Dalai Lama, un nuovo video sconvolge gli utenti della rete
Un nuovo video del Dalai Lama sconvolge il mondo. Dopo le non poche perplessità e indignazioni suscitate con il caso del bambino a cui il capo spirituale ha chiesto di succhiargli la lingua, spunta sulla rete un nuovo filmato che induce a provare le stesse emozioni.
Questa volta, la co-protagonista della storia è una ragazza disabile. Nel video in questione, si vede chiaramente il Dalai Lama accarezzarle e stringerle, con un’insistenza oggettivamente strana, il braccio.

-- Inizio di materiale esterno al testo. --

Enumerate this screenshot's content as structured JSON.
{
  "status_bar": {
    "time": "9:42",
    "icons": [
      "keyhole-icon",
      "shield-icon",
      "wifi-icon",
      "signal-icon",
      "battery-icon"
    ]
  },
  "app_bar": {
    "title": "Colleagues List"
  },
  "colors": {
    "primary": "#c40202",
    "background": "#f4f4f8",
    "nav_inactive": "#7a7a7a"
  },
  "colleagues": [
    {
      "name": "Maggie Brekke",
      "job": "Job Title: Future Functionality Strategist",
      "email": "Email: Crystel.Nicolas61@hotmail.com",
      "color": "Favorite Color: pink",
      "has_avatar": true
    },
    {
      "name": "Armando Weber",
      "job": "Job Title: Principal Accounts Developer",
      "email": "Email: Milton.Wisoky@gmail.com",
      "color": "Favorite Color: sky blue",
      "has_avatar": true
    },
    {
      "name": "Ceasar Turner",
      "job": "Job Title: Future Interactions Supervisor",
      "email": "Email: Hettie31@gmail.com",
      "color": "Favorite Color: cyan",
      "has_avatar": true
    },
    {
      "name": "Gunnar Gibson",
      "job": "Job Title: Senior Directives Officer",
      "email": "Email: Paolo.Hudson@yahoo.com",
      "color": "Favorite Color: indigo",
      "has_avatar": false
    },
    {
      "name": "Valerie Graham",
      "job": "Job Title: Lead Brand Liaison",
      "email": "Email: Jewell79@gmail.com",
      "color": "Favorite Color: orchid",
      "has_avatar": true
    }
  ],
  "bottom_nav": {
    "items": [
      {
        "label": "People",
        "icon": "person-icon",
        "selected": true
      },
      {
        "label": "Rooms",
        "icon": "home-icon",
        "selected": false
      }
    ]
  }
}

New footage emerges of the Dalai Lama–whom some people speculate is a Western-backed CIA asset–inappropriately stroking and squeezing a young girl’s arm repeatedly. pic.twitter.com/vF8GVPA89C
— the big fellow (@borderfox116) April 15, 2023
E, per quanto sgranato dalla cattiva qualità delle immagini, si può notare perfettamente lo sguardo confuso e non esattamente a proprio agio della ragazzina. Al momento della scrittura di questo articolo, rimangono sconosciuti sia il giorno che il luogo del fatto e non sono pervenuti ancora commenti ufficiali sulla fresca vicenda.
Per quanto si possa provare a escogitare teorie, di fatto, le correnti di pensiero sulla vicenda legata al leader buddista sono solo due. La prima: il Dalai Lama è attratto dai bambini, come sta suggerendo la parte indignata del “pubblico” della rete. E per quanto terribile sembri, come scriveva nel 2019 l’editorialista del prestigioso quotidiano tailandese Bangkok Post Sanitsuda Ekachai: “Le notizie sulla cattiva condotta sessuale dei monaci sono diventate così frequenti da non scioccare più”.
*BRPAGE*
Un’opzione, quella della pedofilia all’interno degli ambienti religiosi, a dir poco nefasta, ma che non risulta affatto “aliena” anche qui, nel “moderno ed educato” Occidente. E soprattutto in Italia.
Ma c’è sempre l’altra opzione, ovvero il “rimpasto” mediatico. Che sia per fini politici o per fare qualche visualizzazione in più, la cosa non cambia. L’unico vero parametro da considerare è che i social media, lasciati (quasi) totalmente senza un vero e proprio controllo, possono letteralmente stravolgere fatti e avvenimenti. Qualsiasi essi siano.
Basta un’immagine estrapolata e messa in un contesto diverso, un titolo frizzante o una virgola di troppo per far entrare nella testa dei lettori cose che, in realtà, non esistono. Ma che, nel giro di poco tempo, sfruttando la potenziale e pressoché infinita viralità della rete e dei social, diventano così concrete da coprire persino la verità, nota a tutti e priva di segreti fino a pochi momenti prima.